Like his author, Frank is drawn to poetry, especially the works of Federico García Lorca. He is also dangerously attracted to his brother’s girlfriend, Carol, who is often seen carrying a mop and bucket at the local bar, cleaning up for men. Frank “likes to watch her move: strong, big-boned, elegant yet powerful. He’s seen her put men on their backs when they touch her. One punch.” And in the north-east of England, “no one messes with Carroll” – and even less so with poetry. The dual dangers of Frank’s involvement in forbidden lust and forbidden literature fuel the entire plot, giving the novel a full line of quest narrative. When Gordon and Carol flee to Spain with the proceeds of a disastrously botched robbery, Frank, in the wake of his father’s death, makes the irreversible decision to track them down.
Rawlinson is an expert at capturing the long shadow cast by a complex father. Lawrence is a local gangster who, through his skewed moral code and innate charisma, has established himself as “a man of standing. Respectable. Everyone stops to chat.” “His loud laugh echoed throughout the room. A man among men.” Frank finds himself between wanting to please his parents and wanting to escape the family’s sight completely. Rawlinson wrote that his father’s “scrutiny resembled a physical appearance.” Frank “always feels it in his throat, like he’s being choked.” The novel depicts how close observation can be an expression of love, but also a form of violence.

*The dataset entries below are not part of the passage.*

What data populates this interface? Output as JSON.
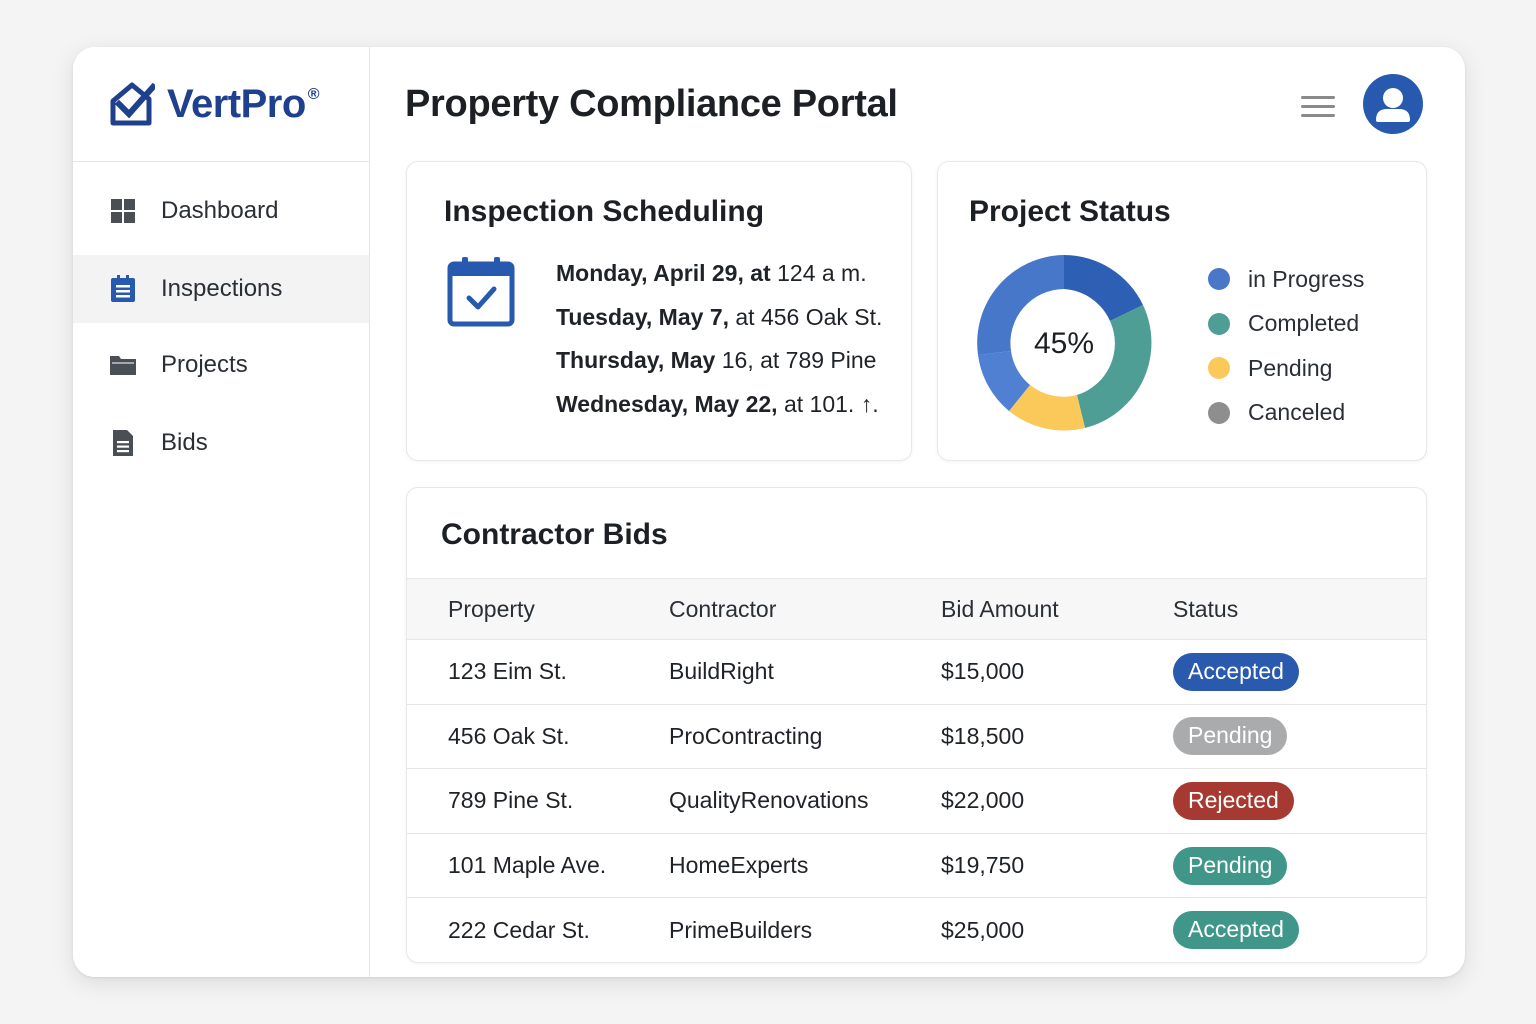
{
  "brand": {
    "name": "VertPro",
    "reg_mark": "®",
    "color": "#1f3f8f"
  },
  "header": {
    "title": "Property Compliance Portal",
    "menu_icon": "hamburger-menu-icon",
    "avatar_icon": "user-avatar-icon"
  },
  "sidebar": {
    "items": [
      {
        "label": "Dashboard",
        "icon": "dashboard-grid-icon",
        "active": false
      },
      {
        "label": "Inspections",
        "icon": "clipboard-list-icon",
        "active": true
      },
      {
        "label": "Projects",
        "icon": "folder-icon",
        "active": false
      },
      {
        "label": "Bids",
        "icon": "document-icon",
        "active": false
      }
    ]
  },
  "inspection": {
    "title": "Inspection Scheduling",
    "icon": "calendar-check-icon",
    "items": [
      {
        "day": "Monday, April 29, at",
        "rest": " 124 a m."
      },
      {
        "day": "Tuesday, May 7,",
        "rest": " at 456 Oak St."
      },
      {
        "day": "Thursday, May",
        "rest": " 16, at 789 Pine"
      },
      {
        "day": "Wednesday, May 22,",
        "rest": " at 101. ↑."
      }
    ]
  },
  "status": {
    "title": "Project Status",
    "center_label": "45%",
    "legend": [
      {
        "label": "in Progress",
        "color": "#4a78c8"
      },
      {
        "label": "Completed",
        "color": "#4f9e95"
      },
      {
        "label": "Pending",
        "color": "#fbc95a"
      },
      {
        "label": "Canceled",
        "color": "#8e8e8e"
      }
    ]
  },
  "bids": {
    "title": "Contractor Bids",
    "columns": [
      "Property",
      "Contractor",
      "Bid Amount",
      "Status"
    ],
    "rows": [
      {
        "property": "123 Eim St.",
        "contractor": "BuildRight",
        "amount": "$15,000",
        "status": "Accepted",
        "status_color": "#2a5aad"
      },
      {
        "property": "456 Oak St.",
        "contractor": "ProContracting",
        "amount": "$18,500",
        "status": "Pending",
        "status_color": "#a9abad"
      },
      {
        "property": "789 Pine St.",
        "contractor": "QualityRenovations",
        "amount": "$22,000",
        "status": "Rejected",
        "status_color": "#a63a32"
      },
      {
        "property": "101 Maple Ave.",
        "contractor": "HomeExperts",
        "amount": "$19,750",
        "status": "Pending",
        "status_color": "#3f9689"
      },
      {
        "property": "222 Cedar St.",
        "contractor": "PrimeBuilders",
        "amount": "$25,000",
        "status": "Accepted",
        "status_color": "#3f9689"
      }
    ]
  }
}
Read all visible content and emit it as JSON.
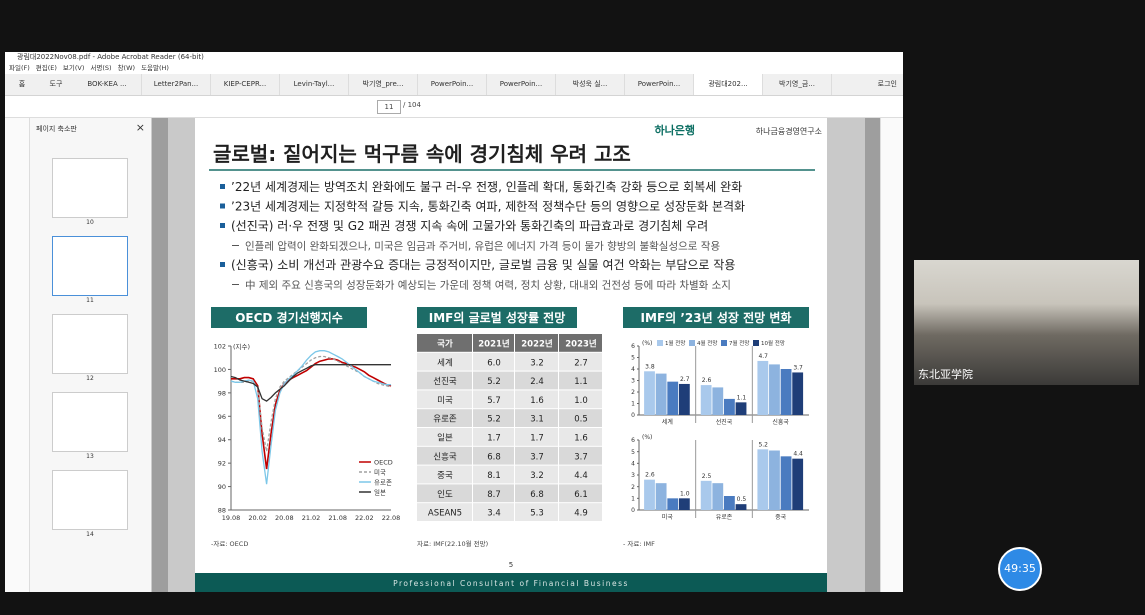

In the Northumberland brewhouses, where “men are deadly in the afternoon,” the pints glow “in the river light, golden amber and black, like beakers in a chemistry laboratory.” Many of these men will drink themselves to death. What catches your attention can kill you.
One of the many successes of this novel is in its depiction of the horror of illicit attraction—admitting to yourself that you want something more secret. Readers of Carl Gehry, Douglas Stewart, or Ross Raisin will appreciate the way Rawlinson blends social realism with a talent for capturing precarious intimacies. The “creeping deprivation” of Thatcher-era Northumberland – the closing of its core industries, the growing number of young people on the dole – contrasts beautifully with Frank’s longing for his brother’s girlfriend. In one beautiful, expertly judged scene, Frank and Carol sit “on a wall near a wasteland” as rain falls around them. “A demolition squad clears the balcony behind them. The entire street. The homes he knows and is in. The fireplace hangs in the air, rising into the air, its grate open. They say they are improvements. for whom?”
This question – “For whom?” – resonates on every page. How much of our lives should we spend serving the family that made us, rather than the family we hope to create? Spain seemed to offer a respite from new contrasts: “shade and light, the scent of orange blossom, endless undulating fields, and the high, flawless sky.” But every landscape in this novel carries its ghosts. Lorca was murdered in Andalusia, and his burial place remains a mystery – echoed in a final moment of violence that is all the more powerful because it is played largely off-stage, in the space between sentences, the gap between acts. Rawlinson’s narration is heartbreaking, but he is not sentimental. He seems to be saying that life and love emerge from the cracks, but damage can still be done.